To put this in perspective, say you find a suitcase with a million dollars in it. You can turn it in, or you can keep it for yourself. If there's no real expectation you'll get anything if you turn it in, how does the reasoning go in your head? What if you know you'll get 10% for finding it and turning it in? What if you live in abject poverty? What if you have $60k worth of medical bills for a family member to pay off?
What suggests that any of this is "free work for a trillion dollar corporation"? Apple hasn't acknowledged that this person discovered this bug yet. They've only acknowledged that it existed and that they were going to patch it in the future. Crediting someone for a bug bounty isn't as easy as you all are making it out to be.
Robbing a bank is immoral, selling information about how a piece of software works, in my humble opinion, is not. Or if it is, then it's not even close to the level of "wrong" that is robbing a bank.
Also the software to subvert security on mobile devices, build firewalls on a national level, and inspect every internet packet for disloyal statements. All that is packaged and sold to our authoritarian allies with the full approval of the government the majority of people support.
Selling a zero day would probably fall under a weapons clause.

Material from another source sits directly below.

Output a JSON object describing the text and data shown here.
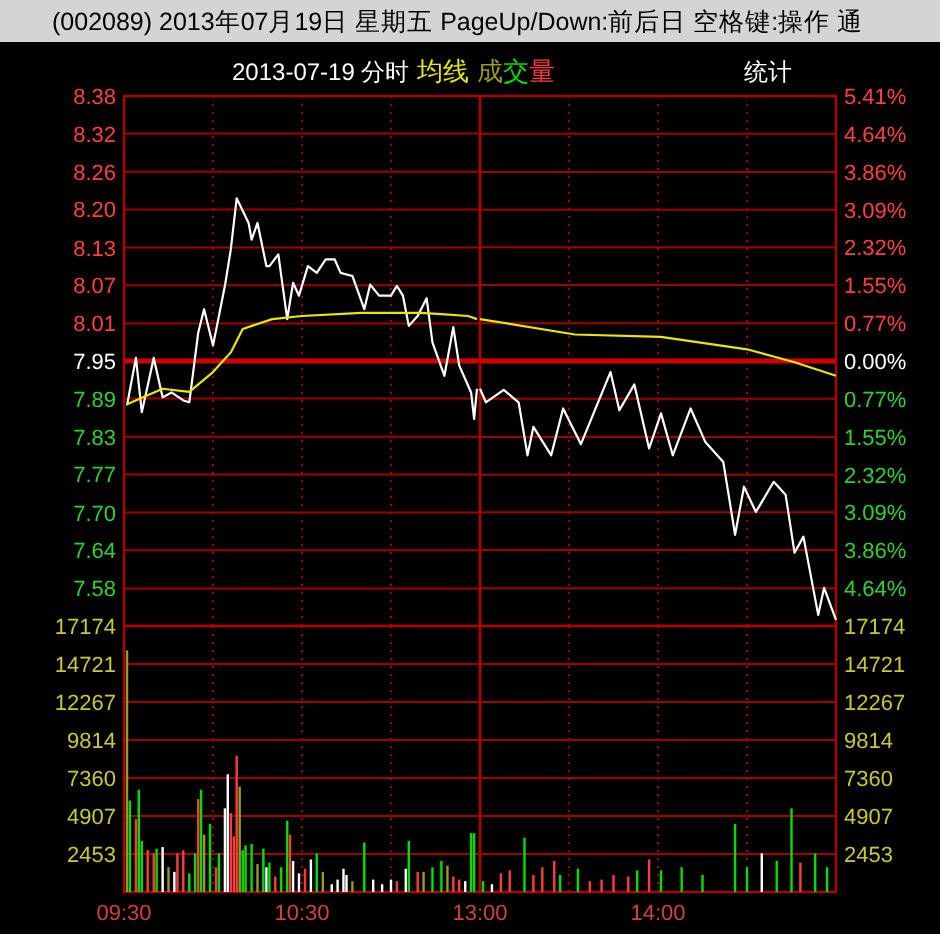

If you sell a knife, and it's used for a stabbing, are you culpable? Thousands of people buy knives every day, and most of them don't stab anyone. So unless there was good reason to suspect something, we would say no.
Most zerodays are probably not bought by china to spy on dissidents, they are more like knives. On the contrary, when we sell bombs to Saudis we can be 95% sure they will be used in Yemen.
Zero-days, unlike knives, are not dual-use instruments. The only people buying those zero-days are incorporating them into surveillance and monitoring systems. Literally, how else could an exploit be monetized? Stealing crypto-wallets?
You're also either a victim or an oppressor. No wrong can be done by anyone in the former group, and no good by the latter. Such ideas of victimization do nothing but justify the use of power and engender intergroup conflict.
Except that as this thread demonstrates, there is no realistic possibility of this researcher actually making more $$$ in real life by trying to find another bidder.
Not for this exploit. They pay more for code-execution exploits. No one is going to pay the sums you guys are thinking they will over a bug that gives you someone's GameCenter contacts. It's not a trivial bug but it's also not a very valuable one.
And thereby accomplishing what, exactly? There is still merit, albeit not from a material wealth standpoint, for doing the right thing for the right reasons.